Ivy Queen trennte sich allerdings bereits 1996 von The Noise, auch weil sie genug von den gewaltverherrlichenden und sexistischen Lyrics und Attitüden ihrer männlichen Kollegen hatte. 1996 erschien ihr Debüt-Album „En Mi Imperio“, kurz darauf unterzeichnete sie einen Vertrag mit Sony, wo sie bereits 1998 ihre zweite LP „The Original Rude Girl“ veröffentlichte.
2003 veröffentlichte Ivy Queen ihr drittes Album „La Diva“, das Features mit vielen Rap- und Reggaeton-Größen der Zeit beinhaltet. Damit schaffte Ivy Queen es endgültig, sich als Reggeatonera zu etablieren, und auch Reggaeton gewann zur gleichen Zeit als Genre weltweit an Einfluss. Als Höhepunkt dieser Ära zählen heute die Veröffentlichung von Daddy Yankees „Gasolina“ und sein Album „Barrio Fino“ im Jahr 2004. Doch auch „La Diva“ wird immer wieder im selben Atemzug als eines der besten Reggaeton-Alben der Anfangsjahre des Genres genannt.

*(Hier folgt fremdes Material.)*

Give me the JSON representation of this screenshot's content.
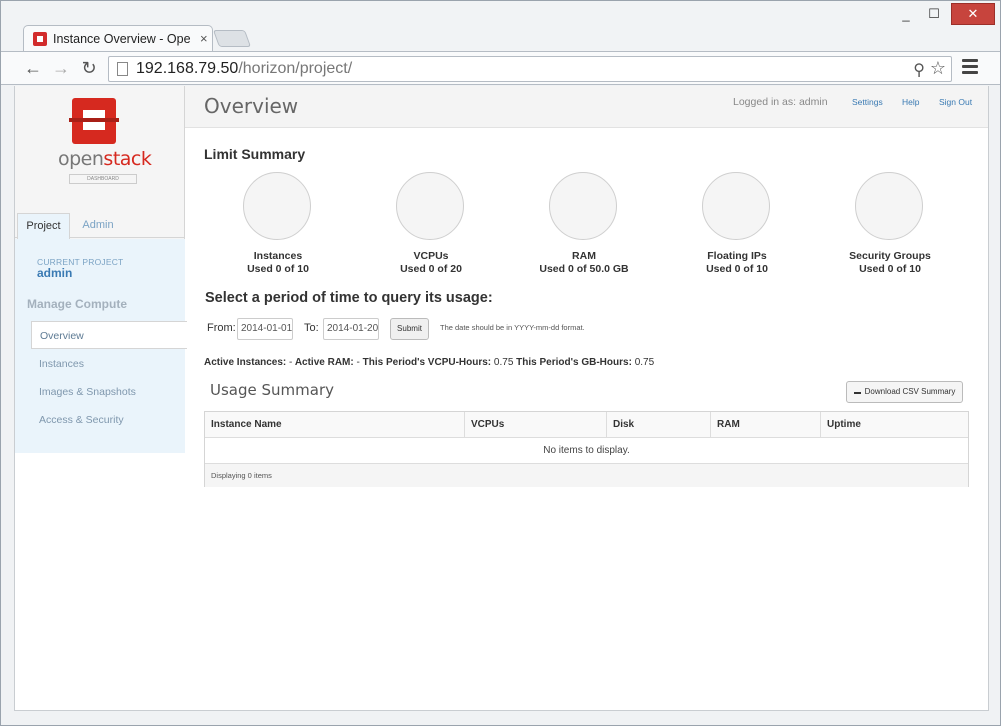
{
  "browser": {
    "tab_title": "Instance Overview - OpenStack Dashboard",
    "tab_close": "×",
    "url_host": "192.168.79.50",
    "url_path": "/horizon/project/",
    "controls": {
      "minimize": "_",
      "maximize": "☐",
      "close": "✕"
    },
    "icons": {
      "back": "arrow-left-icon",
      "forward": "arrow-right-icon",
      "reload": "reload-icon",
      "search": "magnifier-icon",
      "star": "star-icon",
      "menu": "hamburger-icon"
    }
  },
  "sidebar": {
    "logo": {
      "open": "open",
      "stack": "stack",
      "sub": "DASHBOARD"
    },
    "tabs": [
      {
        "label": "Project"
      },
      {
        "label": "Admin"
      }
    ],
    "current_project_label": "CURRENT PROJECT",
    "current_project": "admin",
    "section_title": "Manage Compute",
    "items": [
      {
        "label": "Overview"
      },
      {
        "label": "Instances"
      },
      {
        "label": "Images & Snapshots"
      },
      {
        "label": "Access & Security"
      }
    ]
  },
  "header": {
    "title": "Overview",
    "logged_in": "Logged in as: admin",
    "settings": "Settings",
    "help": "Help",
    "sign_out": "Sign Out"
  },
  "limit_summary": {
    "title": "Limit Summary",
    "items": [
      {
        "name": "Instances",
        "usage": "Used 0 of 10",
        "used": 0,
        "limit": 10
      },
      {
        "name": "VCPUs",
        "usage": "Used 0 of 20",
        "used": 0,
        "limit": 20
      },
      {
        "name": "RAM",
        "usage": "Used 0 of 50.0 GB",
        "used": 0,
        "limit": 50
      },
      {
        "name": "Floating IPs",
        "usage": "Used 0 of 10",
        "used": 0,
        "limit": 10
      },
      {
        "name": "Security Groups",
        "usage": "Used 0 of 10",
        "used": 0,
        "limit": 10
      }
    ]
  },
  "period": {
    "title": "Select a period of time to query its usage:",
    "from_label": "From:",
    "from_value": "2014-01-01",
    "to_label": "To:",
    "to_value": "2014-01-20",
    "submit": "Submit",
    "hint": "The date should be in YYYY-mm-dd format."
  },
  "active_summary": {
    "instances_label": "Active Instances:",
    "instances_value": "-",
    "ram_label": "Active RAM:",
    "ram_value": "-",
    "vcpu_label": "This Period's VCPU-Hours:",
    "vcpu_value": "0.75",
    "gb_label": "This Period's GB-Hours:",
    "gb_value": "0.75"
  },
  "usage": {
    "title": "Usage Summary",
    "csv_button": "Download CSV Summary",
    "columns": [
      "Instance Name",
      "VCPUs",
      "Disk",
      "RAM",
      "Uptime"
    ],
    "empty": "No items to display.",
    "footer": "Displaying 0 items"
  }
}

Auch wenn Ivy Queen den Titel der „Reina del Reggaeton“ (Königin des Reggaeton) vollends verdient, war sie nicht die erste und ist auch nicht die einzige nicht-männliche MC in Puerto Rico ihrer Zeit. Die panamaische La Atrevida war bereits Anfang der 1990er Jahre eine einflussreiche MC des Vorgängergenres Reggae en Espanol. Ebenso gab es in Puerto Rico zeitgleich zu Ivy Queen Reggaetoneras wie Jenny La Sexy Voz oder Glory. Viele weibliche MCS kollaborierten mit bekannten männlichen Reggaeton-Artists der Zeit und erhielten fast nie Credits für ihre Backing-Vocals, die elementarer Teil des klassischen Reggaeton-Sounds sind. In der männlich dominierten Szene wurde es Frauen schwer gemacht, sich zu behaupten. Ivy Queen schaffte dennoch den kommerziellen Durchbruch und etablierte sich in der Szene.

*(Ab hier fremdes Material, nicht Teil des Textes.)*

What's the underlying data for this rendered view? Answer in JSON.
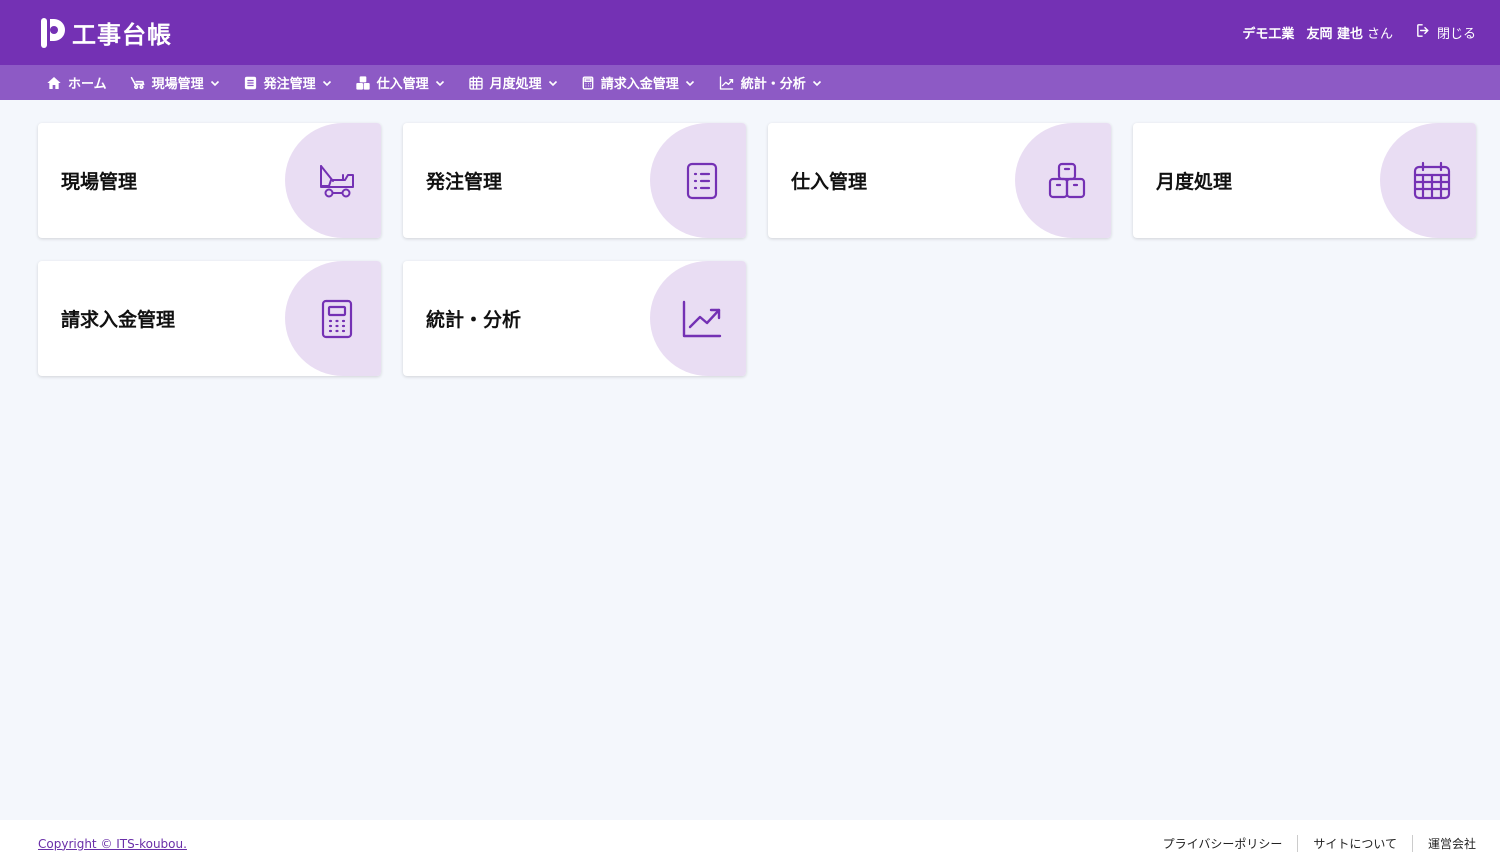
{
  "header": {
    "app_title": "工事台帳",
    "company": "デモ工業",
    "user_name": "友岡 建也",
    "user_suffix": "さん",
    "close_label": "閉じる"
  },
  "nav": {
    "items": [
      {
        "label": "ホーム",
        "icon": "home-icon"
      },
      {
        "label": "現場管理",
        "icon": "excavator-icon"
      },
      {
        "label": "発注管理",
        "icon": "list-icon"
      },
      {
        "label": "仕入管理",
        "icon": "boxes-icon"
      },
      {
        "label": "月度処理",
        "icon": "calendar-icon"
      },
      {
        "label": "請求入金管理",
        "icon": "calculator-icon"
      },
      {
        "label": "統計・分析",
        "icon": "chart-icon"
      }
    ]
  },
  "cards": [
    {
      "label": "現場管理",
      "icon": "excavator-icon"
    },
    {
      "label": "発注管理",
      "icon": "list-icon"
    },
    {
      "label": "仕入管理",
      "icon": "boxes-icon"
    },
    {
      "label": "月度処理",
      "icon": "calendar-icon"
    },
    {
      "label": "請求入金管理",
      "icon": "calculator-icon"
    },
    {
      "label": "統計・分析",
      "icon": "chart-icon"
    }
  ],
  "footer": {
    "copyright": "Copyright © ITS-koubou.",
    "links": [
      "プライバシーポリシー",
      "サイトについて",
      "運営会社"
    ]
  },
  "colors": {
    "header_bg": "#7431b4",
    "nav_bg": "#8d5ac5",
    "icon_accent": "#7431b4",
    "bubble_bg": "#e9ddf3"
  }
}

„La Diva“ wurde bis 2005 gleich von zwei Major-Labels nochmals veröffentlicht. Der wichtigste Track des Albums und der legendärste Song der Reina del Reggaeton avancierte außerdem zum zeitlosen politischen und emanzipativen Statement. Die Aussage von „Quiero Bailar“ lässt sich mit den Lyrics des Chorus zusammenfassen: „Nur weil ich sexy mit dir tanze, bedeutet das noch lange nicht, dass ich mit dir ins Bett gehe.“ Damit räumte Ivy Queen mit der damals gängigen sexistischen Annahme auf, die Bestandteil vieler Reggaeton-Lyrics war: Im Club erotisch „Perreo“ (der Twerk des Reggaeton) zu tanzen, biete einen Freifahrtschein dafür, die Tanzpartnerin abzuschleppen.

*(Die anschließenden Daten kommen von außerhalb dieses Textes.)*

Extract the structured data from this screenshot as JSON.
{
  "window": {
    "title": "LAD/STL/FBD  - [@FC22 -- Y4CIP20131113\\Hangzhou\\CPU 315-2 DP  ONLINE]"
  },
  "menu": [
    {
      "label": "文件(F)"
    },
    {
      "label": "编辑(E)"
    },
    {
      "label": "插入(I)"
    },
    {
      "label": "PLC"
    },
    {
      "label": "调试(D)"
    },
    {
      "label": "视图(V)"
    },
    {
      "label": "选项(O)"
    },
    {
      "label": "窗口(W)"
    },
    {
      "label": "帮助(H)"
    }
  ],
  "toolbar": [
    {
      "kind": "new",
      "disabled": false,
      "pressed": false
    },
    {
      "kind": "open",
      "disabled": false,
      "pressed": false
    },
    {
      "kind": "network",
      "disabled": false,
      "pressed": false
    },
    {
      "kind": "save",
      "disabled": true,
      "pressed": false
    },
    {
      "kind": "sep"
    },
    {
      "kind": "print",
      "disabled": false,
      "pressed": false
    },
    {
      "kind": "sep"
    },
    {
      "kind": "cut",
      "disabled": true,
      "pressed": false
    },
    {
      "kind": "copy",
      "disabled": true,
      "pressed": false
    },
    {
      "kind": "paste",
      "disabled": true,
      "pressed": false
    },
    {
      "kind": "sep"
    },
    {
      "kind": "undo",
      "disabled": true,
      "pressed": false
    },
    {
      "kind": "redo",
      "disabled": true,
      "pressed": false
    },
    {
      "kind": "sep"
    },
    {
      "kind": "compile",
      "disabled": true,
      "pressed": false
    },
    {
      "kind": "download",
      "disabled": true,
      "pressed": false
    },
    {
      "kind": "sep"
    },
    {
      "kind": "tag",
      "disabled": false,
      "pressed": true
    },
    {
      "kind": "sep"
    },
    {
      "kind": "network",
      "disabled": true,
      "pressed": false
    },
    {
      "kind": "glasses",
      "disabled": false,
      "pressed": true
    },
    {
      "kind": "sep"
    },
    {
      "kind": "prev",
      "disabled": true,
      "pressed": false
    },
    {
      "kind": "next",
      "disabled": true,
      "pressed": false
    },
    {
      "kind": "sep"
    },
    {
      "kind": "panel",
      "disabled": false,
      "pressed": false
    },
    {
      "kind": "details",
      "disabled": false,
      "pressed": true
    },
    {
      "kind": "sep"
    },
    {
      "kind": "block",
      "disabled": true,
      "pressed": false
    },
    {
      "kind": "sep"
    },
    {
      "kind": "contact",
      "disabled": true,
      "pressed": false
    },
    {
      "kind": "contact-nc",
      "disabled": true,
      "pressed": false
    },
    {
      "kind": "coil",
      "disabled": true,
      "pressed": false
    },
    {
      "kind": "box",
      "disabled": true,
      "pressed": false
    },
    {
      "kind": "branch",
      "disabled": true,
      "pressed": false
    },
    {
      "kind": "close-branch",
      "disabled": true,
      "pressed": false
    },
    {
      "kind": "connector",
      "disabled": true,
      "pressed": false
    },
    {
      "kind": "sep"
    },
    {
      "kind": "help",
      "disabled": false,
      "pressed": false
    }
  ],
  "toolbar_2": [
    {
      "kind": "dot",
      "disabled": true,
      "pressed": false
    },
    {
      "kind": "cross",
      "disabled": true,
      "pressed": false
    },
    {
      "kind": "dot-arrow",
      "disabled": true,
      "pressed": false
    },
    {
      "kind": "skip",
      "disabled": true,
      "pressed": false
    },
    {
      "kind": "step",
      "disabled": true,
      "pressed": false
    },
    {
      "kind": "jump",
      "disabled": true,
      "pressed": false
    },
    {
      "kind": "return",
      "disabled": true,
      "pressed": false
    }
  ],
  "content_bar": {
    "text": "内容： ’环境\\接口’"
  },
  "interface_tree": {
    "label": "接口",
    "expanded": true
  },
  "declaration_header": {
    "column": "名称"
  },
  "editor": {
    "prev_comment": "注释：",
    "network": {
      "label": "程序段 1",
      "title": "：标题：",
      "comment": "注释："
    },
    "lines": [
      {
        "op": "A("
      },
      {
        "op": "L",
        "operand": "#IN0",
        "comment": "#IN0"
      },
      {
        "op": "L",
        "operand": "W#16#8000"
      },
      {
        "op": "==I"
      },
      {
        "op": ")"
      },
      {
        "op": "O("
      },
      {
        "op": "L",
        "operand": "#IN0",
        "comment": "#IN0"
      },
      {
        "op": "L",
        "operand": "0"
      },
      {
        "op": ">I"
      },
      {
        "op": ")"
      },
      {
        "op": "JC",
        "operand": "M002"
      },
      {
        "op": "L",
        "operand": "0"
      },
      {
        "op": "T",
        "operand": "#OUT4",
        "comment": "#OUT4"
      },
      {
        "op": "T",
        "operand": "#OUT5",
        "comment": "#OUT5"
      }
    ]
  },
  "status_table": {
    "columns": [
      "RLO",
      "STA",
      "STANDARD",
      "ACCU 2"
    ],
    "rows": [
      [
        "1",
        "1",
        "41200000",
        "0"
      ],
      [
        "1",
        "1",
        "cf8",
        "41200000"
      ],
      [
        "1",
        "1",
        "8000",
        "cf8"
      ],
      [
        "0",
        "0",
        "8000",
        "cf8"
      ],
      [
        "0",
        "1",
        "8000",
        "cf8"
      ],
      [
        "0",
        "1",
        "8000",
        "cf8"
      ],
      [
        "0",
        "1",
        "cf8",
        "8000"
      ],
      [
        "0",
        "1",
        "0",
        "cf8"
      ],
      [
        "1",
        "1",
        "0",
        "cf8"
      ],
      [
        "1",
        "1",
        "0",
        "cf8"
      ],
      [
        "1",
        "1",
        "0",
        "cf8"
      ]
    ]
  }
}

Der Track und sein Statement stehen damals wie heute für die Selbstbestimmung weiblicher Körper im Reggaeton. 2019 veröffentlichte Ivy Queen den Song erneut, dieses Mal von einem all-female Studio-Team aufgenommen und produziert.
Nach „La Diva“ veröffentlichte Ivy Queen sieben weitere Alben, davon das bisher letzte 2019. Auf allen ist sie und ihrem Sound immer treu geblieben und schafft es wie keine zweite, ihre dunkle Stimme und ihren harten Flow mit einem hyperfemininen Auftritt zusammenzubringen. Die Queen ist auch weiterhin stets gefragt und kollaboriert mit allen großen alten und neuen Artists des Genres. Darunter fällt auch der derzeit erfolgreichste Reggaeton-Künstler Bad Bunny, der laut Selbstaussage großer Ivy Queen-Fan ist und sie zu einem Remix seines Songs „Yo perreo sola“ einlud.
Ivy Queen ist neben ihrer Musik noch vieles mehr: Producerin, Komponistin und Schauspielerin und bis vor kurzem auch Podcast-Host. Im englischsprachigen Spotify-Podcast „Loud“ geht sie der Geschichte des Reggaeton. Dabei lässt sich das Format gar nicht erst auf den alten Streit ein, wo in Lateinamerika nun Reggaeton entstanden sei, sondern spürt der komplexen Geschichte seiner Entstehung nach: zwischen Migrationsbewegungen und Diaspora, zwischen Jamaika, dem Panama-Kanal, New York und letztendlich Puerto Rico, als Mischung verschiedener afro-karibischer Stile. In all seinen Phasen ist das heute populäre Genre zuallererst Ausdruck junger Schwarzer und Latinx-Personen gewesen, und wer, wenn nicht die Königin selbst, sollte uns diese facettenreiche Geschichte erzählen?